Trop de contraintes en Inde pour que l'ebook ne se développe

Clément Solym - 08.01.2015

Lecture numérique - Usages - Inde numérique - livre alphabétisation - appareils lecture


Amazon a lancé son service Premium en début d'année en Inde, avec l'espoir de poursuivre sa croissance dans le pays. En septembre 2014, la firme avait déjà opéré des modifications tarifaires pour valoriser son Kindle auprès des habitants, un appareil toujours considéré comme trop onéreux. Et le livre numérique ne semble pas vraiment prendre son envol.

 

Inde livre numérique lecture édition

Pratham Books, CC BY 2.0

 

 

De plus en plus d'Indiens se familiarisent avec les ventes et achats en ligne, mais le confort de l'opération marchande n'est pas encore complet pour les livres numériques. Peu rassurante, ou trop mal construite, l'offre numérique ne convainc pas : selon l'éditeur Penguin Random House, moins de 1 % des ventes de livres en Inde sont faites au format numérique. 

 

Flipkart et Amazon, les deux grands acteurs du marché ne communiquent pas leurs chiffres, et se cantonnent à une remarque : les ebooks sont un secteur naissant, inutile donc de trop s'empresser. D'ici trois à quatre ans, estime Flipkart, les ventes représenteraient 25 % du marché. Et probablement resteront-elles stabilisées à ce niveau, pour quelque temps.

 

En effet, selon le rapport de Bookstats, les ventes d'ebooks des éditeurs américains ont stagné entre 2012 et 2013 – représentant toutefois 3 milliards $. 

 

Ananth Padmanabhan vice-président des ventes PRH constate pour sa part « un faible taux de pénétration d'internet, un manque de confiance dans l'utilisation des cartes de crédit », comme réticences premières des consommateurs. Et puis, aucune facilité n'est proposée du type facturation reportée sur celle du mobile. Mais surtout, les consommateurs méconnaissent encore le livre numérique, ce qui pose probablement le plus de problèmes.

 

Mais en parallèle, on observe une recrudescence des téléchargements pirates, via les réseaux Torrent, ou en DirectDownload. « La différence de prix entre un livre physique et un ebook, dans certains magasins, est très faible. En outre, la valeur perçue pour quelque chose ne tend vers pas grand-chose, si le contenu peut être dupliqué. Les gens considèrent le “e-” comme reproductible, que ce soit dans la musique ou les livres », poursuit Karthik Srinivasan, un spécialiste du marketing numérique. 

 

Le prix pourra poser problème, assurément, et les éditeurs ne se bousculent pas au portillon, pour que le marché de l'ebook explose dans le monde du piratage. Or, il faudrait également que le pays travaille à l'alphabétisation pour que le livre devienne un objet plus convoité, alors que le taux de pénétration des appareils numériques, pour sa part, est au beau fixe. (via India Times)

 

Globalement, le chiffre d'affaires pour le livre était en hausse sur cette année 2014, malgré plusieurs années de baisse pour le marché.
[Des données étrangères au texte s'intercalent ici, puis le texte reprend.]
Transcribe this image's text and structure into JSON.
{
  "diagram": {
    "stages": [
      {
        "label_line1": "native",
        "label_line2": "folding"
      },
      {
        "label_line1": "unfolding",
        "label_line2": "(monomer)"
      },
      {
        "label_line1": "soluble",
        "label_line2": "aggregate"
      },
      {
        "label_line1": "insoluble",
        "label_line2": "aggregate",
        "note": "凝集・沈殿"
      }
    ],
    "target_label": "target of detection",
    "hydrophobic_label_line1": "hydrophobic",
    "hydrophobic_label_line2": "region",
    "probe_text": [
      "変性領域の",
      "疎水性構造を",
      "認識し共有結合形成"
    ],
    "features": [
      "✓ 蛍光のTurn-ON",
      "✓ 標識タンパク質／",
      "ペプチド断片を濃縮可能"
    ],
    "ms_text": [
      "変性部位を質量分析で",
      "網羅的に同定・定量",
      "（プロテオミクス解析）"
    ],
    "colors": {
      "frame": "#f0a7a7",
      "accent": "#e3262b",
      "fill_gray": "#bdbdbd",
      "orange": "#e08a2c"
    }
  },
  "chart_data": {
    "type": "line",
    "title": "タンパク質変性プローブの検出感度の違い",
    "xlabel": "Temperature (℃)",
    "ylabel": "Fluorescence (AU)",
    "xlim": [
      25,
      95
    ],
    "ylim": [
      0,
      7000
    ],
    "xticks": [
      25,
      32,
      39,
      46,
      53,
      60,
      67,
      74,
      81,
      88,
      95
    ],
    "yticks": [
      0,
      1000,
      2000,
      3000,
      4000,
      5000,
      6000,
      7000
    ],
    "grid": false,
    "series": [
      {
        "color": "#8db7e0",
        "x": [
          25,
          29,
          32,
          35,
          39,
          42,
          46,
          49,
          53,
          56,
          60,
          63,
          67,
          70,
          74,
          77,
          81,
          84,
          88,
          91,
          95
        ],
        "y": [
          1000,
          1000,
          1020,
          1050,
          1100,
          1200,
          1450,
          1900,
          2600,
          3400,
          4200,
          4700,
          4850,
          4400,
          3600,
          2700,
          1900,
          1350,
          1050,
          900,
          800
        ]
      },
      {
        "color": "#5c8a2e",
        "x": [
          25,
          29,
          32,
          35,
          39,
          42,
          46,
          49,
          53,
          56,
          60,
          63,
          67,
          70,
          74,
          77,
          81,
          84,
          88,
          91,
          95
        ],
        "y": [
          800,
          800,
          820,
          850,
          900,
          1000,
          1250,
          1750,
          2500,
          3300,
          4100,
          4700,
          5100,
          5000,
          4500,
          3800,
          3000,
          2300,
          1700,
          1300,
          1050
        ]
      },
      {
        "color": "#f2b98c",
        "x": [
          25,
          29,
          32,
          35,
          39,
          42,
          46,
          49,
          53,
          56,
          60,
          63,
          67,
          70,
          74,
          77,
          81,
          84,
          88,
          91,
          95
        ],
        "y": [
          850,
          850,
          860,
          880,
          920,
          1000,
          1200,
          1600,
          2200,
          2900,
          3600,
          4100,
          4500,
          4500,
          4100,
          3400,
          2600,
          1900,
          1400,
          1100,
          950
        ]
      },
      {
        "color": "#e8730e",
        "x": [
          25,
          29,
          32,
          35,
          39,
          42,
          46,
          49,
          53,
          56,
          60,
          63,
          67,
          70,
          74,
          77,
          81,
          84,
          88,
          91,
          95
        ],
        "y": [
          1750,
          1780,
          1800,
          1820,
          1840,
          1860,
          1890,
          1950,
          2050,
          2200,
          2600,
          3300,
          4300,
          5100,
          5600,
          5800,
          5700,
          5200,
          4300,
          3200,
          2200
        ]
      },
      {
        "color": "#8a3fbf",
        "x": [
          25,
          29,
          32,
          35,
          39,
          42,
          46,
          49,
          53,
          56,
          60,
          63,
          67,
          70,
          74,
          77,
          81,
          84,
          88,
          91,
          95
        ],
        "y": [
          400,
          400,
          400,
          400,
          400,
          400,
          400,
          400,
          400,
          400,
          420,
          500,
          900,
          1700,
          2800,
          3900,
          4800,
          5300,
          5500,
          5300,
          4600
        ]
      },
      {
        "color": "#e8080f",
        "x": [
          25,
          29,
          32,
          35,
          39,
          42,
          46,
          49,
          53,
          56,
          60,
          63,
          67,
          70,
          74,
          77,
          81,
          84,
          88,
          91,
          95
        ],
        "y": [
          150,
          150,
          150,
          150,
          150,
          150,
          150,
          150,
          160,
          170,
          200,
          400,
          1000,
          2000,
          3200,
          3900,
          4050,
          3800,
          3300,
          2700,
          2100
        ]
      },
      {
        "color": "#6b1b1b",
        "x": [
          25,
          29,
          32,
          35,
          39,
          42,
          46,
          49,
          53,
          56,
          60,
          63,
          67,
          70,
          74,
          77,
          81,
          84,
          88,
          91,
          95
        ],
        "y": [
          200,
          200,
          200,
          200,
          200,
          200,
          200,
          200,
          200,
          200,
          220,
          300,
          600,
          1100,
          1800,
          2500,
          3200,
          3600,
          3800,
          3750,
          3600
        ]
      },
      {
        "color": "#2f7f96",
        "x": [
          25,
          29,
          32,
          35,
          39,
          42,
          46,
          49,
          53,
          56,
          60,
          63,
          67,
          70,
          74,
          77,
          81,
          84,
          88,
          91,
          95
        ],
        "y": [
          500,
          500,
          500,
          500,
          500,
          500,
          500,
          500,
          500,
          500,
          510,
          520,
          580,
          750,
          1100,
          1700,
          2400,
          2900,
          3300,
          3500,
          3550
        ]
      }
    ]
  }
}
Les livres numériques auraient manifestement su compenser les pertes liées à l'imprimé, selon les données de Global Entertainment & Media Outlook, publié par PwC pour l'année passée.

 

Pourtant, les éditeurs restent inquiets des risques possibles de cannibalisation, bien que les éditeurs de littérature jeunesse soient les plus optimistes. « C'est en partie un territoire inconnu », estime Vishal Anand de VerSe, société de création de livres numériques en Inde. Selon lui, peu de contenus sont facilement utilisables en Inde, pour la fabrication d'ebooks. 

 

Pour améliorer les solutions de paiement, tout en restant concentrés sur le marché des smartphones, d'autres sont passés par un accord avec des opérateurs téléphoniques. Tout achat de livres passant par sa plateforme entraîne une facturation directement gérée sur la facture téléphonique. Un moyen de règlement facile, mais pour lequel 50 % du prix de vente va à l'opérateur, déplore Amit Goel, fondateur de Patterbuzz.